Ace, a young male cold-stress manatee that was found stranded in the Peace River and has been in rehabilitation at the South Florida Museum’s Parker Manatee Aquarium since March 2014, was successfully returned to the wild on Thursday, Jan. 8, 2015, to cheers of onlookers standing along the banks of the Orange River at Manatee Park.
Ace, nicknamed because he was found in the Peace River, was initially treated at Tampa’s Lowry Park Zoo beginning in January 2014. After his initial stay in their hospital, Ace was transferred to The South Florida Museum’s Parker Aquarium, a Stage 2 manatee rehabilitation facility where manatees live while they gain weight and return to full health. When Ace arrived at the Museum, he weighed in at about 740 pounds. At his Thursday-morning weigh-in, Ace was a whopping 920 pounds — a healthy weight for release.
“Ace was really easy to work with during his rehab — showing the typical temperament of a manatee his age, which indicates that he should do well back in the wild,” said Dr. David Murphy, veterinarian for the South Florida Museum. “We’re excited about his release and the possibilities that he will help increase the overall manatee population.”
Ace was released in the Orange River across from Manatee Park in Lee County, a warm-water manatee refuge where the endangered mammals gather when Gulf water temperatures drop below 68 F. Because Ace was stranded due to cold-stress, it was important to release him in a warm-water refuge area to give him the opportunity to know where to navigate seasonally when water temperatures drop.
Also released on Thursday were two female manatees that were successfully rehabilitated at the Lowry Park Zoo. VenIce (named because she was a cold-stress manatee that stranded in Venice) and Burnie, a one-flippered manatee that was found near Burnt Store Road.
“Releasing the three animals together should help boost Ace’s chances for success in the wild,” said Marilyn Margold, Director of the South Florida Museum’s Living Collection and Co-Chair of the Manatee Rescue and Rehabilitation Partnership. The Partnership is a self-governing group in conjunction with the U.S. Fish and Wildlife Service that is made up of organizations that participate in manatee rescue and rehabilitation, including the South Florida Museum, Sea to Shore Alliance and Lowry Park Zoo.
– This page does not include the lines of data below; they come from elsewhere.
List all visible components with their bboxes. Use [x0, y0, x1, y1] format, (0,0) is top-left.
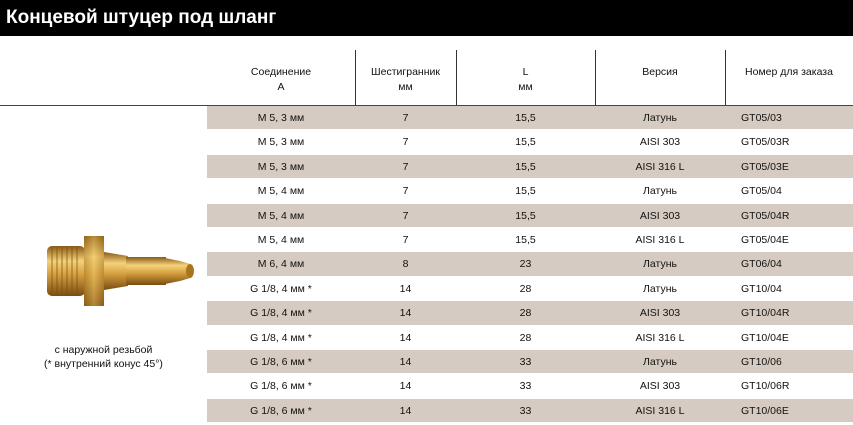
header-order: [725, 49, 853, 106]
cell-hex: 14: [399, 282, 412, 295]
cell-length: 15,5: [515, 160, 536, 173]
cell-version: AISI 303: [639, 209, 681, 222]
cell-hex: 14: [399, 331, 412, 344]
header-connection: [207, 49, 355, 106]
cell-hex: 14: [399, 355, 412, 368]
cell-connection: G 1/8, 6 мм *: [250, 355, 312, 368]
cell-connection: M 5, 3 мм: [257, 160, 305, 173]
product-table: [207, 106, 853, 423]
cell-length: 15,5: [515, 112, 536, 124]
cell-version: AISI 316 L: [635, 331, 685, 344]
cell-order: GT05/03E: [741, 160, 789, 173]
cell-length: 28: [519, 282, 532, 295]
cell-hex: 7: [402, 185, 409, 198]
cell-order: GT10/06E: [741, 404, 789, 417]
product-caption: [0, 343, 207, 371]
header-order-label: Номер для заказа: [745, 66, 833, 78]
cell-connection: M 5, 4 мм: [257, 233, 305, 246]
cell-length: 28: [519, 331, 532, 344]
cell-hex: 7: [402, 233, 409, 246]
header-hex-label: Шестигранник: [371, 66, 440, 78]
cell-connection: G 1/8, 4 мм *: [250, 307, 312, 320]
cell-hex: 14: [399, 404, 412, 417]
cell-order: GT10/06R: [741, 380, 790, 393]
table-row: [207, 277, 853, 301]
cell-version: Латунь: [643, 185, 677, 198]
header-version: [595, 49, 725, 106]
page-title: Концевой штуцер под шланг: [0, 0, 853, 36]
cell-length: 33: [519, 355, 532, 368]
table-header: [0, 36, 853, 106]
cell-connection: M 6, 4 мм: [257, 258, 305, 271]
cell-order: GT05/04R: [741, 209, 790, 222]
cell-version: Латунь: [643, 355, 677, 368]
cell-hex: 7: [402, 160, 409, 173]
cell-connection: G 1/8, 6 мм *: [250, 380, 312, 393]
cell-version: AISI 303: [639, 307, 681, 320]
cell-order: GT10/04R: [741, 307, 790, 320]
cell-version: AISI 316 L: [635, 160, 685, 173]
cell-order: GT06/04: [741, 258, 782, 271]
cell-connection: M 5, 3 мм: [257, 112, 305, 124]
cell-version: Латунь: [643, 258, 677, 271]
header-length-unit: мм: [518, 81, 533, 93]
cell-version: Латунь: [643, 282, 677, 295]
cell-order: GT10/04E: [741, 331, 789, 344]
header-hex-unit: мм: [398, 81, 413, 93]
table-row: [207, 106, 853, 130]
header-connection-label: Соединение: [250, 66, 312, 78]
cell-connection: M 5, 4 мм: [257, 209, 305, 222]
cell-version: AISI 316 L: [635, 233, 685, 246]
cell-order: GT10/04: [741, 282, 782, 295]
cell-version: Латунь: [643, 112, 677, 124]
cell-order: GT05/03R: [741, 136, 790, 149]
cell-connection: G 1/8, 4 мм *: [250, 282, 312, 295]
cell-length: 15,5: [515, 209, 536, 222]
caption-note: (* внутренний конус 45°): [44, 358, 163, 370]
cell-length: 15,5: [515, 185, 536, 198]
cell-connection: M 5, 4 мм: [257, 185, 305, 198]
cell-hex: 7: [402, 112, 409, 124]
table-row: [207, 326, 853, 350]
table-row: [207, 374, 853, 398]
cell-length: 15,5: [515, 233, 536, 246]
cell-version: AISI 316 L: [635, 404, 685, 417]
cell-connection: G 1/8, 4 мм *: [250, 331, 312, 344]
header-hex: [355, 49, 456, 106]
table-row: [207, 399, 853, 423]
table-row: [207, 130, 853, 154]
table-row: [207, 252, 853, 276]
table-row: [207, 155, 853, 179]
table-row: [207, 350, 853, 374]
table-row: [207, 204, 853, 228]
cell-version: AISI 303: [639, 136, 681, 149]
table-row: [207, 228, 853, 252]
cell-length: 28: [519, 307, 532, 320]
cell-length: 33: [519, 404, 532, 417]
cell-order: GT05/04: [741, 185, 782, 198]
cell-hex: 14: [399, 307, 412, 320]
cell-hex: 7: [402, 209, 409, 222]
cell-order: GT05/04E: [741, 233, 789, 246]
cell-order: GT05/03: [741, 112, 782, 124]
header-length-label: L: [522, 66, 529, 78]
header-connection-sub: A: [277, 81, 285, 93]
cell-connection: G 1/8, 6 мм *: [250, 404, 312, 417]
cell-version: AISI 303: [639, 380, 681, 393]
cell-length: 23: [519, 258, 532, 271]
cell-hex: 7: [402, 136, 409, 149]
header-length: [456, 49, 595, 106]
cell-order: GT10/06: [741, 355, 782, 368]
cell-hex: 14: [399, 380, 412, 393]
product-panel: [0, 106, 207, 425]
brass-hose-barb-fitting-image: [0, 106, 207, 336]
cell-connection: M 5, 3 мм: [257, 136, 305, 149]
header-version-label: Версия: [642, 66, 678, 78]
caption-line: с наружной резьбой: [54, 344, 153, 356]
cell-length: 33: [519, 380, 532, 393]
table-row: [207, 301, 853, 325]
table-row: [207, 179, 853, 203]
cell-length: 15,5: [515, 136, 536, 149]
cell-hex: 8: [402, 258, 409, 271]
“Releasing Ace with companion animals into a refuge area where other manatees gather will help him get re-acclimated to the wild and improve his chances for success,” Margold said.
As a Stage 2 rehab facility, the South Florida Museum’s Parker Manatee Aquarium plays an important role in returning manatees to the wild. “We get to fatten the manatees up and make sure they’re healthy and ready to go home to the wild. It’s really an honor not only to be involved in this type of important conservation work for an endangered species, but to also help guide the wider statewide efforts as part of a larger consortium,” Margold said.